Ato em frente ao Supremo Tribunal Federal, na manhã desta terça (28), exigindo que os acusados de serem os mandantes sejam julgados pela Vara Federal de Belo Horizonte. Organizado pelo Sindicato Nacional dos Auditores Fiscais do Trabalho, o ato teve 10 mil balões lançados ao ar

A Polícia Federal afirmou ter desvendado o crime seis meses depois, com o indiciamento de envolvidos, que incluíram os irmãos Norberto e Antério Mânica, família que é uma das maiores produtoras de feijão do país. O inquérito entregue à Justiça afirmou que a motivação do crime foi o incômodo provocado pelas insistentes multas impostas pelos auditores. Nelson José da Silva seria o alvo principal. Ele já havia aplicado cerca de R$ 2 milhões em infrações à fazenda dos Mânica por descumprimento de leis trabalhistas. Ambos chegaram a ser presos, mas hoje respondem ao processo em liberdade. Após isso, Antério foi eleito (em 2004, com com 72,37% dos votos válidos) e reeleito (2008) prefeito de Unaí.

Também foram envolvidos os pistoleiros Erinaldo de Vasconcelos Silva (o Júnior), Rogério Alan Rocha Rios e William Gomes de Miranda; o contratante dos matadores, Francisco Élder Pinheiro (conhecido como "Chico Pinheiro", já falecido) e os intermediários Humberto Ribeiro dos Santos, Hugo Alves Pimenta e José Alberto de Castro.

Em agosto do ano passado, três pistoleiros contratados para a matança foram julgados e, na madrugada do dia 31 de agosto, considerados culpados por um júri popular em Belo Horizonte. No dia 17 de setembro, ocorreria o início do julgamento de mais um grupo de acusados, incluindo Norberto Mânica.

Contudo, o ministro do Supremo Tribunal Federal Marco Aurélio Mello suspendeu o julgamento, atendendo a um pedido dos advogados desse acusado, que tentam levar o júri para Unaí. Marco Aurélio quer que o STF decida qual cidade deve abrigar o júri de Mânica.
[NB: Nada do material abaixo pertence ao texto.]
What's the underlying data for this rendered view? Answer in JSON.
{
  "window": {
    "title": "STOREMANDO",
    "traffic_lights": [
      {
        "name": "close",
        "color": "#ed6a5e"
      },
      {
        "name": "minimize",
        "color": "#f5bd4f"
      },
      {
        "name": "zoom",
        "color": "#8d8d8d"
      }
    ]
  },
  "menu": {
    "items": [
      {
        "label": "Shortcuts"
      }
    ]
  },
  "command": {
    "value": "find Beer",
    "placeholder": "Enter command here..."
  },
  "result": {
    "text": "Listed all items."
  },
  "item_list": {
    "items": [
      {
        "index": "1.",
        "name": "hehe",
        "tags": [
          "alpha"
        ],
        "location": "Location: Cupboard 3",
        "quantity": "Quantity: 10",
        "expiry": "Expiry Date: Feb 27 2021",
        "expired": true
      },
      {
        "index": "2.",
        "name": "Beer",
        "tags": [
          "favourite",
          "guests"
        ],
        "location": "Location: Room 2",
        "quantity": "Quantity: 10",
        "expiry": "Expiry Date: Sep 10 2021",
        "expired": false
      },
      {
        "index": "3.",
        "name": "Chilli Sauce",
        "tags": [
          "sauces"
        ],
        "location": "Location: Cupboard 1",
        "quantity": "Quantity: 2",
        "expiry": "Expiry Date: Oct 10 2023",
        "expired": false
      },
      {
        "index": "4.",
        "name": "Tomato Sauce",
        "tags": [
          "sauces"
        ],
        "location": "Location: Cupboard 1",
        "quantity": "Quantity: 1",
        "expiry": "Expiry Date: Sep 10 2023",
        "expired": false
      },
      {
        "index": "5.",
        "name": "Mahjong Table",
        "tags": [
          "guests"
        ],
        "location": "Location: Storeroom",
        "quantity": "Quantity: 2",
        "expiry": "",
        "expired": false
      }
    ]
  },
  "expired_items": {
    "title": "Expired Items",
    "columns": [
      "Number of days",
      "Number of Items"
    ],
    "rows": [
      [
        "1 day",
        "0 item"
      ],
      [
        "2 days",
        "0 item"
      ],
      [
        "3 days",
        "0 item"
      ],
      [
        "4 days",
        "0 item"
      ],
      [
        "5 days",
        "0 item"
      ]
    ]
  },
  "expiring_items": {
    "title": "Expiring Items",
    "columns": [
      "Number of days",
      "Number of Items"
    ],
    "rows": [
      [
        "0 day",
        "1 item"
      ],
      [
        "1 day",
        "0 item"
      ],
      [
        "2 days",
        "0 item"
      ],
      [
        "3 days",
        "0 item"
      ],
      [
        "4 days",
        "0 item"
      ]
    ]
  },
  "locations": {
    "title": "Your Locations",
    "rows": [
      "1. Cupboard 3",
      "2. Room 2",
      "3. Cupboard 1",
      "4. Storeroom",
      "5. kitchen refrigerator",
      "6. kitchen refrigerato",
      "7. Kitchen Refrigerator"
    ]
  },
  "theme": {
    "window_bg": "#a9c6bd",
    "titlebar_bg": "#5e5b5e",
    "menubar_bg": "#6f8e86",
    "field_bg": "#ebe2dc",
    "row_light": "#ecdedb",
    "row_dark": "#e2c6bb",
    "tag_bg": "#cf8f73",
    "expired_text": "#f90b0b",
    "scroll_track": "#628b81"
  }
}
O Superior Tribunal de Justiça já havia decidido, em abril, que a "Chacina de Unaí" seria julgada em Belo Horizonte. O ministro relator Jorge Mussi considerou procedente uma reclamação do Ministério Público Federal e afirmou que a criação de uma Vara Federal em Unaí, local dos assassinatos – usada como justificativa para transferência do julgamento pela juíza federal Raquel Vasconcelos Alves de Lima – não importaria para o caso. Segundo ele, a criação de nova vara com jurisdição sobre o município onde se deu a infração penal não implica em incompetência do juízo em que se iniciou a ação penal. De acordo com o STJ, a decisão da juíza – que em janeiro havia remetido o caso para Unaí – foi contra as decisões anteriores já tomadas pelo próprio tribunal, que havia confirmado o caso para Belo Horizonte, e cassou sua decisão.

Durante o debate sobre a admissibilidade dos embargos infringentes da ação penal 470, o chamado "Julgamento do Mensalão", o ministro Marco Aurélio Mello fez um duro discurso em nome da responsabilidade do STF diante da opinião pública: "Estamos a um passo de desmerecer a confiança que no Supremo foi depositada". E também afirmou: "Como servidor do meu semelhante, eu devo contas aos contribuintes".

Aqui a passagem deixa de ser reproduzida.